I feel so bad lately. But, this is actually not the worst for me…it’s quiet. I’m just slow and leaden and tired. Worse is when things get more mixed – racing thoughts, anxiety, the criticism and shame that run unrelentingly. This is ok, or would be ok if I were allowed to just curl up and sleep until it goes away. I almost ended up at the doc several times. You know, the vague, somatic complaints that really don’t mean much of anything, but every time I’m convinced they are cancer.

Jake asked me a few times what was wrong. It would have been the perfect chance to go into it. But I didn’t. I think that was wise. I love him, as a friend. I wouldn’t want him to think I’m crazy. On the other hand, you don’t get support when you are ill if nobody knows.

That’s another thing that is worth writing about sometime: the illness model. I’m not sure what I think about that. But one time, one psych that was ok caught me piling guilt on myself for not returning phone calls and stuff, and I had said, “How can I call people after months of not answering messages?” He said, finally managing something that made me feel better, “What, so you were sick before, and that’s all your fault too?” It actually made me feel better, like finally someone wasn’t blaming me for everything, to just hear it in a totally different way than I explained things (i.e. my laziness, worthlessness, etc).

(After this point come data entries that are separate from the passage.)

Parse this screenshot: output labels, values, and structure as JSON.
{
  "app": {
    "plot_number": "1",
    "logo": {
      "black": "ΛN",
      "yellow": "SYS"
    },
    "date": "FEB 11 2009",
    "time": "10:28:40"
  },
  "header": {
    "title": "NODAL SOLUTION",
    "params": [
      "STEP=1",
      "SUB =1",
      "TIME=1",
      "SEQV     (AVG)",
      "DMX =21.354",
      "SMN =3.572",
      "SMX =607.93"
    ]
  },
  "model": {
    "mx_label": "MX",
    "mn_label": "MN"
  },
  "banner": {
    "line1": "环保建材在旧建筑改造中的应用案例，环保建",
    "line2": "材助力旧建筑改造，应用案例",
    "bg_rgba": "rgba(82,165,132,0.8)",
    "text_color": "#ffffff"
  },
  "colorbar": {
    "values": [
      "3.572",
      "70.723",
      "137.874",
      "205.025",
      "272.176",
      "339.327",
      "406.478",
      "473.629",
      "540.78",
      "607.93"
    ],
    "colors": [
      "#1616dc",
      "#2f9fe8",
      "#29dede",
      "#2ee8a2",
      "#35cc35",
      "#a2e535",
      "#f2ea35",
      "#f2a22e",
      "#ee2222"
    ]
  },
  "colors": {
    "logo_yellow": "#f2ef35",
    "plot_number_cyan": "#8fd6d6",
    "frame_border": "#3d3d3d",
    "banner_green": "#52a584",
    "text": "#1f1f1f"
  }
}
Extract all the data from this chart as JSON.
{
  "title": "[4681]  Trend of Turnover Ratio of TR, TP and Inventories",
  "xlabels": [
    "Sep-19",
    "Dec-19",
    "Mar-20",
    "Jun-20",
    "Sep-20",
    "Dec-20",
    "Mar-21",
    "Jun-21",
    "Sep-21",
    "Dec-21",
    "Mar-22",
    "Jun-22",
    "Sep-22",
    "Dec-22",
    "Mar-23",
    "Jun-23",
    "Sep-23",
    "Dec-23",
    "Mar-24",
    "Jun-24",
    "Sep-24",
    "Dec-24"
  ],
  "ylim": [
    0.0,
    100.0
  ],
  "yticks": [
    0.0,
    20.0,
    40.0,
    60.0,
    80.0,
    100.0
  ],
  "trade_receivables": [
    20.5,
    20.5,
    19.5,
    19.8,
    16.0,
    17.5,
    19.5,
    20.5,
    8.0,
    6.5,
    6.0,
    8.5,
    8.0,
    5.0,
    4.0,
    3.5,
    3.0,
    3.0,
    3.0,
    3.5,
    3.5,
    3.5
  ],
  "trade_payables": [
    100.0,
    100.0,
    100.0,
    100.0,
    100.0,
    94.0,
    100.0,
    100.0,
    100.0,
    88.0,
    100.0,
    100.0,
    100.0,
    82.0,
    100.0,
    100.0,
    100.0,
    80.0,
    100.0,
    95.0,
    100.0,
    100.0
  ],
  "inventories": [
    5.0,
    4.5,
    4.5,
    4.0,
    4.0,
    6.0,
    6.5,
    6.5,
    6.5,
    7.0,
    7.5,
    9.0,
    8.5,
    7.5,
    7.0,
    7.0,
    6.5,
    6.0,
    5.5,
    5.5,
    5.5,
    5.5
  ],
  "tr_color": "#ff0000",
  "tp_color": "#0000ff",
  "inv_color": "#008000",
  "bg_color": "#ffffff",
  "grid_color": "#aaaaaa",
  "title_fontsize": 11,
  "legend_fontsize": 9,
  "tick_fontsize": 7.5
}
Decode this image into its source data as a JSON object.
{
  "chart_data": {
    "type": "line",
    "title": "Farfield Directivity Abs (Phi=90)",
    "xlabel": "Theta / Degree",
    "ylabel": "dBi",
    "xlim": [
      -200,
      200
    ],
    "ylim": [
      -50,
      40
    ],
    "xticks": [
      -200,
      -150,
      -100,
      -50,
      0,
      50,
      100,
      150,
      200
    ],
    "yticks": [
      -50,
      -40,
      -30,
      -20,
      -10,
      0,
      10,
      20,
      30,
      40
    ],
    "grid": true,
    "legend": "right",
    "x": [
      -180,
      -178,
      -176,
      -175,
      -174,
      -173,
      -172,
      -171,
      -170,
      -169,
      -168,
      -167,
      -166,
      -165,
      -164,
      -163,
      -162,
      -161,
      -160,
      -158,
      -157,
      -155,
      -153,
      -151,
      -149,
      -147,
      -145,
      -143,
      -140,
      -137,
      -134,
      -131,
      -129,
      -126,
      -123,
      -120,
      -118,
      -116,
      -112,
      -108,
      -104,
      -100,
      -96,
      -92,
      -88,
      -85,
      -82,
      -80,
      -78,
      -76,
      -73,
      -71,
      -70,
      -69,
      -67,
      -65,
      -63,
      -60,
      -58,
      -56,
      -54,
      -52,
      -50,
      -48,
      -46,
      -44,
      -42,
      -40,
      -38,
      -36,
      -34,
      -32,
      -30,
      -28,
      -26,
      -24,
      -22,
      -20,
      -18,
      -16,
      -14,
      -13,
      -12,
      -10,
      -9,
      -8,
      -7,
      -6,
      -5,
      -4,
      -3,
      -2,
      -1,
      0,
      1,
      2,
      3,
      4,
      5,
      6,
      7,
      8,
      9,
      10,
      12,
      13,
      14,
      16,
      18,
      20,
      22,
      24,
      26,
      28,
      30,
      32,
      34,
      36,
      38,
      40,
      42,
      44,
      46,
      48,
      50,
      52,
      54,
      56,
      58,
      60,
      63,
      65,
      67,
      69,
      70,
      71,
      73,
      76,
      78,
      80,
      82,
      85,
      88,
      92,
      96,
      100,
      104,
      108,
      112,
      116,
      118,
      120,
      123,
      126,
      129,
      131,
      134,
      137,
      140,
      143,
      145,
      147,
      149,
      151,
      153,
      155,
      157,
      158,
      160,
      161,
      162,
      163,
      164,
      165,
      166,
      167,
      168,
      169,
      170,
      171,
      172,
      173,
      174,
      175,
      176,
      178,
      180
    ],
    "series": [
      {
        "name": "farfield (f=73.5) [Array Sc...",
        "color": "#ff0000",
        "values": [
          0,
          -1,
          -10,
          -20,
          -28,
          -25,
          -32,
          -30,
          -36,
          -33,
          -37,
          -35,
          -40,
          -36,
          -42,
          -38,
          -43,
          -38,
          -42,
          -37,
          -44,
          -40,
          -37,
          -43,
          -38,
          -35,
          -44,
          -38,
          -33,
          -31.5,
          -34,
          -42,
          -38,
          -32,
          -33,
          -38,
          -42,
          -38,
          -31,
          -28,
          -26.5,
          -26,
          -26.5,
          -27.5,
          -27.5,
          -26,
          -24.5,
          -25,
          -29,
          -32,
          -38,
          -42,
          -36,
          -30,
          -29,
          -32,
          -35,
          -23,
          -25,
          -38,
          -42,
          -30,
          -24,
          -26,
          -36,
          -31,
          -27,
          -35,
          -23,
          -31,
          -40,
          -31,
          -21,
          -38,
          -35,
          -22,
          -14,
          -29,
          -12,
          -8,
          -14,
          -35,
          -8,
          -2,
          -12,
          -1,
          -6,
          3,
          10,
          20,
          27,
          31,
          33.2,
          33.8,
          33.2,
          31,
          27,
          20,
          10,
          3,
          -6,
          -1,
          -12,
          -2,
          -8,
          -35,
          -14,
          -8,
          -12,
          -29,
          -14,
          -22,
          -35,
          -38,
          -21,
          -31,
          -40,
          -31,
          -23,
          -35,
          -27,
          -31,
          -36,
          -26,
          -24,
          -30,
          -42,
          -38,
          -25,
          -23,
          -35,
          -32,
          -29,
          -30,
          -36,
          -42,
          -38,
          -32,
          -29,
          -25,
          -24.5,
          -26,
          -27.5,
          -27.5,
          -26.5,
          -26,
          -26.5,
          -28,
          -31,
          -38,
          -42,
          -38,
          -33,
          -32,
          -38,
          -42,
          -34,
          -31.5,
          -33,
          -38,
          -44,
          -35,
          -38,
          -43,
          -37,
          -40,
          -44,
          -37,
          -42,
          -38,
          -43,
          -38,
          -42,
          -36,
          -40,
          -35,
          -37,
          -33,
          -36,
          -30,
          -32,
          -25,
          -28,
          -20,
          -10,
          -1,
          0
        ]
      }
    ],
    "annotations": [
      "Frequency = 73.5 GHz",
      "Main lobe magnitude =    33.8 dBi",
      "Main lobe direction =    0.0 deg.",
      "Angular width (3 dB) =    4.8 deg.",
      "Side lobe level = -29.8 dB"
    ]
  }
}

It took a long time for me to accept that this was an illness – not just “the way I was” or something, not something that I could control. It took a long time to agree to take medications. I’m not sure if the illness model is good or not. It’s obviously not totally in my control, and meds help. Without them, I’d be dead. But some of it is my fault, and I have to control as much as I can.

God, my writing sucks right now. I’m kind of scattery.

So, Jake gave me the perfect opening, but I didn’t take it. He said to call him back later, when I was ready for a break. I did, but he had left by then. I sort of put off the call until an hour when I knew he’d probably gone to another site.

I’m just so afraid that if I told someone, things would never be the same. That said, keeping this secret puts up a huge wall between me and everyone else. It’s just that people are so unsympathetic to psych stuff. I almost wish it was a physical disease. Then, no one blames you and people help and stuff. I know Jake admires me (just like I love him to death), and I don’t want to mess up his image of me. I wish I could feel confident enough that people would like me in spite of everything. But I just don’t think people are like that.